When that’s your personal history, I guess (I’ll never know) it must be easy to feel you deserve to have it all, without guilt or even reflection. I suppose that’s even more true if your politics are liberal, and you can persuade yourself that just because you care about the poor, and want to help them, and want the government to help them, that doesn’t mean you have to be one of them—or even part of the dwindling middle class.
Or, as the radical folk singer Phil Ochs once put it:
[Liberals are] an outspoken group on many subjects—ten degrees to the left of center in good times, ten degrees to the right of center if it affects them personally. Here, then, is a lesson in safe logic.

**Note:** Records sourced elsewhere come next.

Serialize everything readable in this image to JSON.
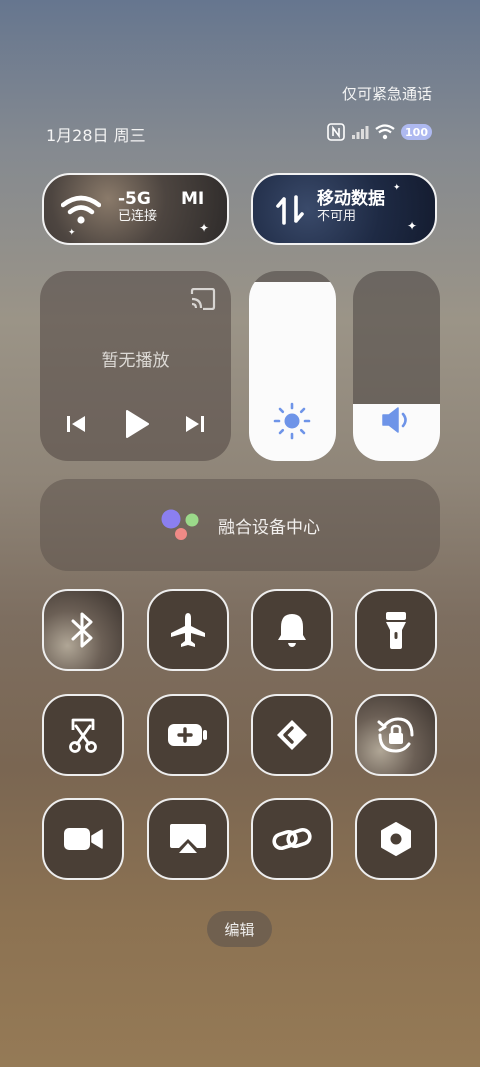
{
  "status": {
    "emergency": "仅可紧急通话",
    "date": "1月28日 周三",
    "battery": "100"
  },
  "tiles_top": {
    "wifi": {
      "title": "-5G",
      "title_right": "MI",
      "subtitle": "已连接"
    },
    "mobile_data": {
      "title": "移动数据",
      "subtitle": "不可用"
    }
  },
  "media": {
    "title": "暂无播放"
  },
  "sliders": {
    "brightness_level": 0.94,
    "volume_level": 0.3
  },
  "fusion": {
    "label": "融合设备中心"
  },
  "grid": [
    "bluetooth-icon",
    "airplane-icon",
    "bell-icon",
    "flashlight-icon",
    "screenshot-scissors-icon",
    "battery-saver-icon",
    "nearby-share-icon",
    "rotation-lock-icon",
    "video-camera-icon",
    "screen-cast-icon",
    "link-icon",
    "settings-hex-icon"
  ],
  "edit": {
    "label": "编辑"
  }
}
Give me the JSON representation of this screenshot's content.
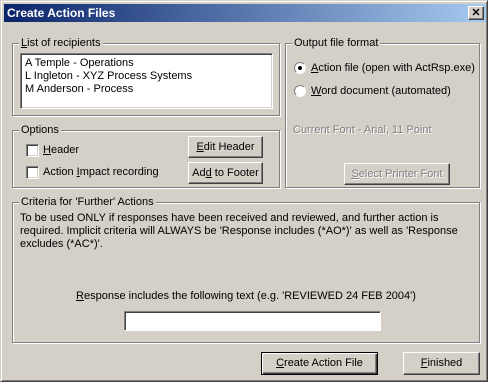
{
  "window": {
    "title": "Create Action Files",
    "close_glyph": "✕"
  },
  "recipients": {
    "legend_key": "L",
    "legend_rest": "ist of recipients",
    "items": [
      "A Temple - Operations",
      "L Ingleton - XYZ Process Systems",
      "M Anderson - Process"
    ]
  },
  "options": {
    "legend": "Options",
    "header_key": "H",
    "header_rest": "eader",
    "header_checked": false,
    "impact_pre": "Action ",
    "impact_key": "I",
    "impact_rest": "mpact recording",
    "impact_checked": false,
    "edit_header_key": "E",
    "edit_header_rest": "dit Header",
    "add_footer_pre": "Ad",
    "add_footer_key": "d",
    "add_footer_rest": " to Footer"
  },
  "output": {
    "legend": "Output file format",
    "action_file_key": "A",
    "action_file_rest": "ction file (open with ActRsp.exe)",
    "action_file_selected": true,
    "word_key": "W",
    "word_rest": "ord document (automated)",
    "word_selected": false,
    "current_font": "Current Font - Arial, 11 Point",
    "select_font_key": "S",
    "select_font_rest": "elect Printer Font"
  },
  "criteria": {
    "legend": "Criteria for 'Further' Actions",
    "description": "To be used ONLY if responses have been received and reviewed, and further action is required. Implicit criteria will ALWAYS be 'Response includes (*AO*)' as well as 'Response excludes (*AC*)'.",
    "response_key": "R",
    "response_rest": "esponse includes the following text (e.g. 'REVIEWED 24 FEB 2004')",
    "response_value": ""
  },
  "footer": {
    "create_key": "C",
    "create_rest": "reate Action File",
    "finished_key": "F",
    "finished_rest": "inished"
  }
}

Love me, love me, love me: I’m a liberal—a liberal bureaucrat turned banker turned bureaucrat.
The problem, of course, is that when your bread has been buttered by a particular knife (and will be buttered again by it soon) you have a strong incentive not to ask where the butter came from, or whether that same knife might also have been used to steal it.
Sure, this is a problem everywhere—not least in Japan, where generations of MOF bureaucrats have helped the big banks squeeze depositors and consumer borrowers in order to provide cheap financing to Japanese corporations. I’m sure that never hurt their personal financial prospects when the time came to descend from heaven.
But the American nomenklatura has taken ethical obliviousness to all-new heights—to the point where, when Jack Lew opined at his OMB confirmation hearings that he really didn’t think financial deregulation had anything to do with the financial crisis, he might even have believed it.
One can only wonder what Lew’s old college advisor, Paul Wellstone, would have thought about that one.